ニラの秘密

桜の樹の青葉も繁り、野山はいよいよ春真っ盛りです。

先日、陽気に釣られてご近所を散歩していると、地表に顔を出したニラ(韮)の新芽を見つけました。

ニラはご存じ、ニラ玉やニラレバ炒めに用いられる中華の定番食材です。

スーパーの生鮮売り場に並ぶお野菜の一種ながら、意外にも市街地の空き地や野原で自生する姿を見かけることも少なくありません。

種子から発芽したニラは棒状の子葉を立ち上げます。

よく見ると、ふたつ折りのピンセット状になっています。

土中からの発芽に適したこの形状は、ニラの種子が嫌光種であることと関係があるようです。

ニラが発芽する場所を見てみましょう。

野生のニラは、日の光が降り注ぐ乾燥した荒れ地を好みます。

多くの植物はこのような過酷な環境を苦手にしています。

ニラは環境への適応力を高めることでライバルとの競争を巧みに避けているのです。

ニラの強みは成長点の位置にもあります。

一般的な植物の場合、細胞分裂が活発に行われる成長点は根や芽の先端にあります。

しかしながら、ニラの成長点は葉が枝分かれする地表近くにあります。

これは人の手が頻繁に加わるような環境下でニラに大きなメリットをもたらします。

葉を刈られたとしてもいち早く成長点から新芽を伸ばし、他の植物に先駆けて光合成を再開することができるのです。

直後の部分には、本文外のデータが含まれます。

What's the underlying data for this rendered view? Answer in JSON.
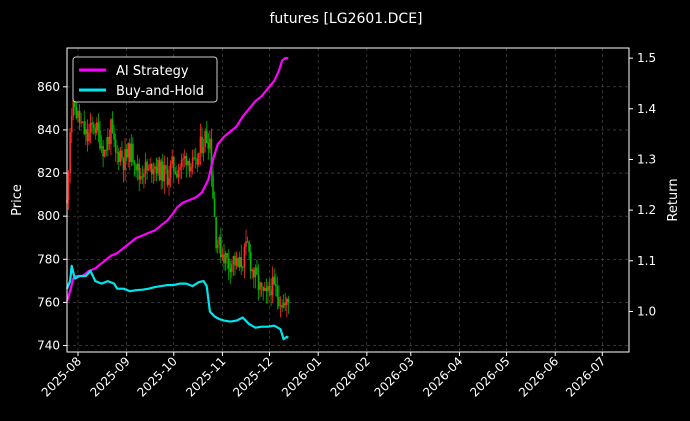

マイナスの条件をプラスに代える、脱帽ものの高等テクニックです。

ニラの葉を折ってみましょう。

独特のニンニク臭が立ちます。

これはアリシンという化合物によるものです。

アリシンの独特の香りと辛みは葉を食する虫を遠ざけます。

他方、人にとっては有益で、疲労回復や滋養強壮といった効用をもたらします。

美味しくて健康に良いからこそ、人はニラを植え育てます。

ニラはアリシンによって防虫種の繁栄という一石二鳥の効果を得ているのです。

晩夏、ニラは白い花を咲かせます。

長い花茎の先に数十もの小さな花を丸く寄り添わせます。

群生するニラを遠くから見ると、まるで白い絨毯のようです。

風にそよぐその様は、残暑のきびしさを束の間忘れさせてくれます。

ニラはなにげない小さな草ですが、巧みな生存戦略で厳しい自然界をしたたかに生き抜いています。

屋外が気持ちのよい今のシーズン、時に街角や野山で植物の意外な知恵や工夫に触れてみてはいかがでしょうか。